Solution providers, who noted that EMC already has dedupe technology similar to Data Domain's, wondered if EMC is using the bidding war to put financial pressure on NetApp and whether the strategy could backfire against the storage giant.
Netapp on May 20 said it planned to acquire Data Domain for $1.5 billion in cash and stock. Next, EMC on June 1 bid $30 per share in cash, totaling $1.8 billion, for Data Domain. NetApp followed on June 3 with a cash and stock bid of $1.9 billion.
EMC on Monday upped its all-cash offer for Data Domain to $2.1 billion.
Data Domain is the leading vendor of deduplication technology, also called "dedupe," which removes duplicate information as data is stored, backed up, or archived. This results in a significant decrease in storage capacity requirements.
Both EMC and NetApp already have their own storage dedupe technologies. In EMC's case, it has at least three types thanks to acquisitions and OEM deals.
Keith Norbie, vice president of sales at Nexus Information Systems, a Minnetonka, Minn.-based solution provider and partner to all three storage vendors, said he found it interesting that EMC increased its offer by $200 million, even though NetApp only increased its prior offer by $100 million.
"Is EMC saying, 'I'm gonna call your bluff; I'm the only adult in the room," Norbie said.
EMC's increased offer means more questions than answers, Norbie said. "The big question is, what is EMC doing," he said. "Does it want to bankrupt NetApp? Does it want to use all of NetApp's money up if NetApp continues its acquisition bid? EMC already has dedupe technology."
However, Norbie said, while EMC and other vendors have dedupe, nobody has managed to package the technology for customers the way Data Domain has done. And Data Domain does offer the best brand awareness and market momentum of any vendor, he said.
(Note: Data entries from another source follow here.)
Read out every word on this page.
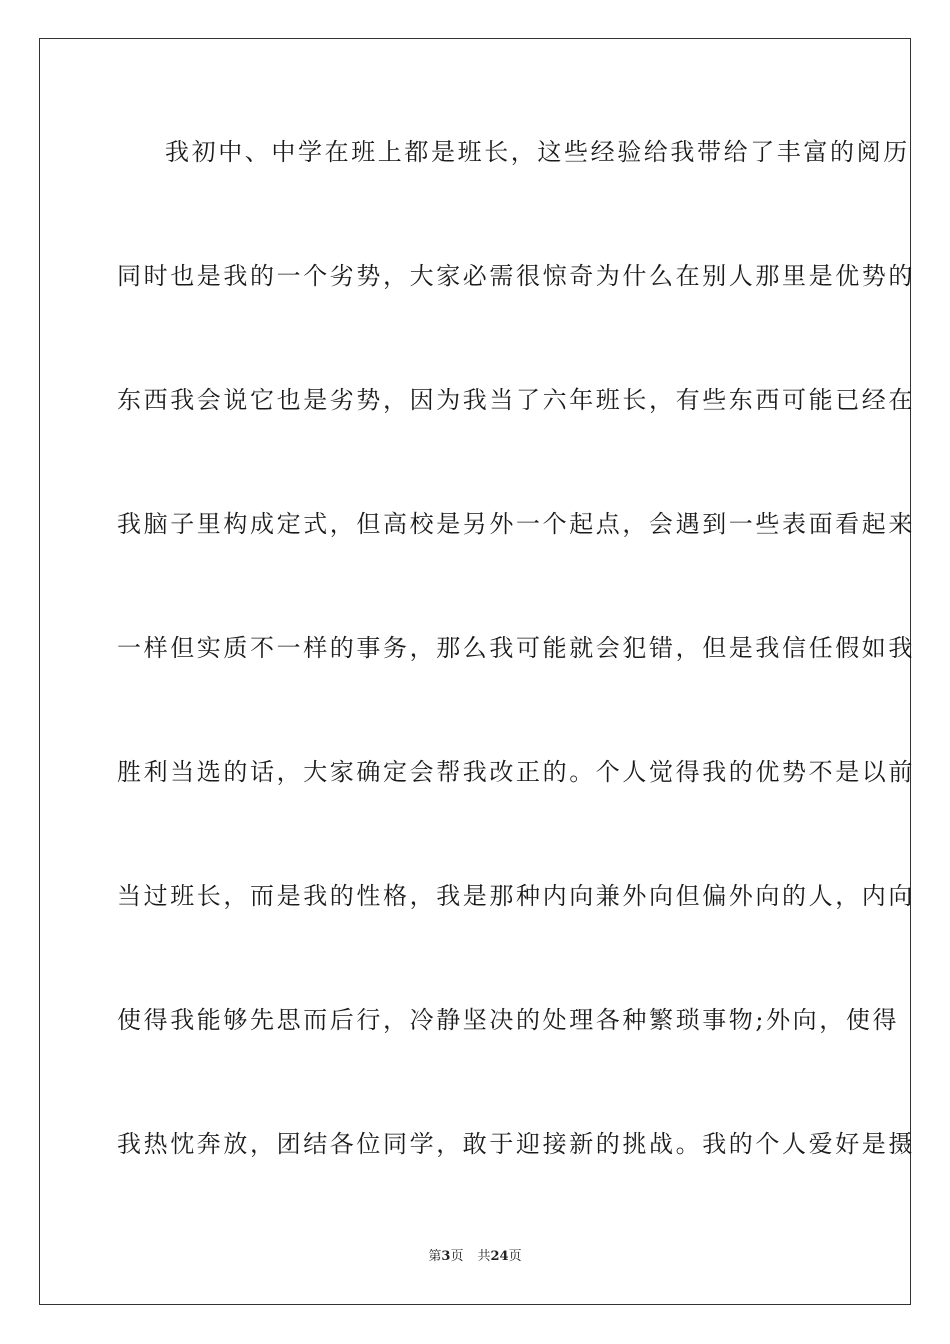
我初中、中学在班上都是班长，这些经验给我带给了丰富的阅历
同时也是我的一个劣势，大家必需很惊奇为什么在别人那里是优势的
东西我会说它也是劣势，因为我当了六年班长，有些东西可能已经在
我脑子里构成定式，但高校是另外一个起点，会遇到一些表面看起来
一样但实质不一样的事务，那么我可能就会犯错，但是我信任假如我
胜利当选的话，大家确定会帮我改正的。个人觉得我的优势不是以前
当过班长，而是我的性格，我是那种内向兼外向但偏外向的人，内向
使得我能够先思而后行，冷静坚决的处理各种繁琐事物;外向，使得
我热忱奔放，团结各位同学，敢于迎接新的挑战。我的个人爱好是摄
第3页 共24页
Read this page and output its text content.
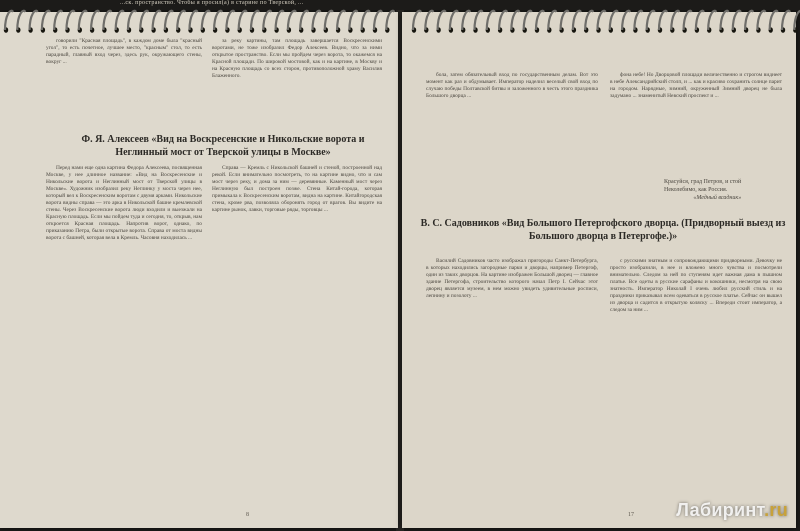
говорили "Красная площадь", в каждом доме была "красный угол", то есть почетное, лучшее место, "красным" стол, то есть парадный, главный вход через, здесь рук, окружающего стены, вокруг ...

за реку картины, там площадь завершается Воскресенскими воротами, не тоже изобразил Федор Алексеев. Видно, что за ними открытое пространство. Если мы пройдем через ворота, то окажемся на Красной площади. По широкой мостовой, как и на картине, в Москву и на Красную площадь со всех сторон, противоположной храму Василия Блаженного.

Ф. Я. Алексеев «Вид на Воскресенские и Никольские ворота и Неглинный мост от Тверской улицы в Москве»

Перед нами еще одна картина Федора Алексеева, посвященная Москве, у нее длинное название: «Вид на Воскресенские и Никольские ворота и Неглинный мост от Тверской улицы в Москве». Художник изобразил реку Неглинку у моста через нее, который вел к Воскресенским воротам с двумя арками. Никольские ворота видны справа — это арка в Никольской башне кремлевской стены. Через Воскресенские ворота люди входили и выезжали на Красную площадь. Если мы пойдем туда и сегодня, то, открыв, нам откроется Красная площадь. Напротив ворот, однако, по приказанию Петра, были открытые ворота. Справа от моста видны ворота с башней, которая вела в Кремль. Часовня находилась ...

Справа — Кремль с Никольской башней и стеной, построенной над рекой. Если внимательно посмотреть, то на картине видно, что и сам мост через реку, и дома за ним — деревянные. Каменный мост через Неглинную был построен позже. Стена Китай-города, которая примыкала к Воскресенским воротам, видна на картине. Китайгородская стена, кроме рва, позволяла оборонять город от врагов. Вы видите на картине рынок, лавки, торговые ряды, торговцы ...

8

бола, затем обязательный вход по государственным делам. Вот это момент как раз и обдумывает. Император наделил веселый свой вход по случаю победы Полтавской битвы и заложенного в честь этого праздника Большого дворца ...

фона небе! Но Дворцовой площади величественно и строгом виднеет в небе Александрийский столп, и ... как и красиво сохранить солнце парит на городом. Нарядные, зимний, окруженный Зимний дворец не была задумано ... знаменитый Невский проспект и ...

Красуйся, град Петров, и стой
Неколебимо, как Россия.
«Медный всадник»
В. С. Садовников «Вид Большого Петергофского дворца. (Придворный выезд из Большого дворца в Петергофе.)»

Василий Садовников часто изображал пригороды Санкт-Петербурга, в которых находились загородные парки и дворцы, например Петергоф, один из таких дворцов. На картине изображен Большой дворец — главное здание Петергофа, строительство которого начал Петр I. Сейчас этот дворец является музеем, в нем можно увидеть удивительные росписи, лепнину и позолоту ...

с русскими знатным и сопровождающими придворными. Девочку не просто изобразили, в нее и вложено много чувства и посмотрели внимательно. Следом за ней по ступеням идет важная дама в пышном платье. Все одеты в русские сарафаны и кокошники, несмотря на свою знатность. Император Николай I очень любил русский стиль и на праздники приказывал всем одеваться в русское платье. Сейчас он вышел из дворца и садится в открытую коляску ... Впереди стоит император, а следом за ним ...

17
...ск. пространство. Чтобы я просил(а) в старине по Тверской, ...
Лабиринт.ru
Brian McCarthy, president and owner at Sencilo Solutions, a Lake Mary, Fla.-based EMC and Data Domain partner, said he has trouble understanding why anyone would want to pay so much for Data Domain, a company that had total revenue of only $274 million for all of 2008.
"I thought it was silly at $1.8 billion," McCarthy said. "Now it's jaw-dropping. We're not talking Intel's processor technology. We're talking something that maybe 25 storage companies are already offering."
By offering so much for Data Domain, EMC risks losing out on sales of its own dedupe products, including its Disk Library and Avamar lines, McCarthy said.
"If I were a Data Domain sales rep, I'd be having a field day with this, and say, 'Why would you want to buy EMC products when EMC is trying to buy ours,'" he said.
NetApp declined to respond to EMC's newest offer, but did e-mail a statement attributed to Dan Warmenhoven, chairman and CEO of NetApp, that said, "In response to EMC's revised, unsolicited offer, the NetApp Board of Directors will carefully weigh its options, keeping in mind both its fiduciary duty to its stockholders and its disciplined acquisition strategy. We will provide an update shortly."
Both NetApp and EMC have received regulatory approval from the U.S. Federal Trade Commission.
Data Domains' Board of Directors has set a date of Aug. 14 for holding a special meeting of Data Domain stockholders to consider and vote on the merger.